Le Maroc revendique ses îles et ses rochers occupés par l’Espagne

LE MAROC REVENDIQUE SES ÎLES ET SES ROCHERS OCCUPÉS PAR L’ESPAGNE

Le Royaume du Maroc continue de revendiquer ses territoires occupés par le Royaume d’Espagne. En dehors des villes occupées de Sebta et de Melilla, le Maroc se concentre désormais sur les eaux juridictionnelles, notamment les îles Chafarinas, Alborán et Perejil (Îlôt Leïla), de même que le rocher d’Al Hoceïma et le rocher de Vélez de la Gomera.




En plus des eaux de la côte marocaine dans l’Atlantique et celles qui chevauchent les îles Canaries, le Maroc veut également délimiter les eaux au large de la côte méditerranéenne dans le nord du pays.

Il s’agit notamment des îles Chafarinas, Alborán et Perejil (Persil), ainsi que le rocher d’Al Hoceïma et le rocher de Vélez de la Gomera.

« Le groupe de travail sur la délimitation des espaces maritimes de la côte atlantique sera réactivé, dans le but de réaliser des progrès concrets », indique le point 6 de la déclaration conjointe entre le Président du gouvernement d’Espagne Pedro Sánchez et le roi du Maroc Mohammed VI, qui a été signée à Rabat le 7 avril.

Le groupe de travail a déjà tenu au moins deux séances à Madrid pour délimiter les eaux qui chevauchent le Maroc, le Sahara marocain et les îles Canaries.

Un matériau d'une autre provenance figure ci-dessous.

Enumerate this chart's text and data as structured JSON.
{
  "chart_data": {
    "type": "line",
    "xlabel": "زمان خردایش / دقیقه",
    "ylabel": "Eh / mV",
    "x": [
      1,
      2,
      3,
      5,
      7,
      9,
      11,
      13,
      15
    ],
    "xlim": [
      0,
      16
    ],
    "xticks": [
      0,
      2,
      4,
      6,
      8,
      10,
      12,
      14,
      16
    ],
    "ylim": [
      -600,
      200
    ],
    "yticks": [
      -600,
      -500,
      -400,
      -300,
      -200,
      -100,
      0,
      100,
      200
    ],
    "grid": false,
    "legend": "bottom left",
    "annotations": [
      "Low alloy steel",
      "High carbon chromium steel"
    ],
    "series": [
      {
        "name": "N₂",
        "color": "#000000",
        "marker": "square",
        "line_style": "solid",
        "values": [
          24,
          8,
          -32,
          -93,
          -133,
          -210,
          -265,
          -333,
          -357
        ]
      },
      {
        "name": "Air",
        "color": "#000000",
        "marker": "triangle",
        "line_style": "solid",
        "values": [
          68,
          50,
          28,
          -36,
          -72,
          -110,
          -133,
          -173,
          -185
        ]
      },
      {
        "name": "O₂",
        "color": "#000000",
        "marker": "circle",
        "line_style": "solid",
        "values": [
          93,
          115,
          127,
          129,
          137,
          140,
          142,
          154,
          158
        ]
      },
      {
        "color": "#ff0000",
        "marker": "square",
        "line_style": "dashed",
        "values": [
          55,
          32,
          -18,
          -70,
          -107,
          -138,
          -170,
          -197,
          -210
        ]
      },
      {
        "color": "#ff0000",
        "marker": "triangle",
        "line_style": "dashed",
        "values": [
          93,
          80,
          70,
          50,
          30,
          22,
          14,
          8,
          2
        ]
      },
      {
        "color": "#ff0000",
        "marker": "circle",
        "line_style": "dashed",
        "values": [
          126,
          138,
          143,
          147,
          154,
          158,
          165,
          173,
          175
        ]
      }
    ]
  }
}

Les deux parties ont revendiqué la souveraineté sur ces espaces maritimes et préfèrent négocier avant de saisir le tribunal international du droit de la mer.




Le Maroc ne reconnaît pas ces espaces maritimes comme espagnols, mais les considère sous sa souveraineté.

Le Maroc estime par exemple que le rocher de Vélez de la Gomera, d’une longueur de 85 mètres, qui dépend de la capitainerie maritime de la ville occupée de Melilla, ne dispose que de cinq mètres d’eaux territoriales espagnoles.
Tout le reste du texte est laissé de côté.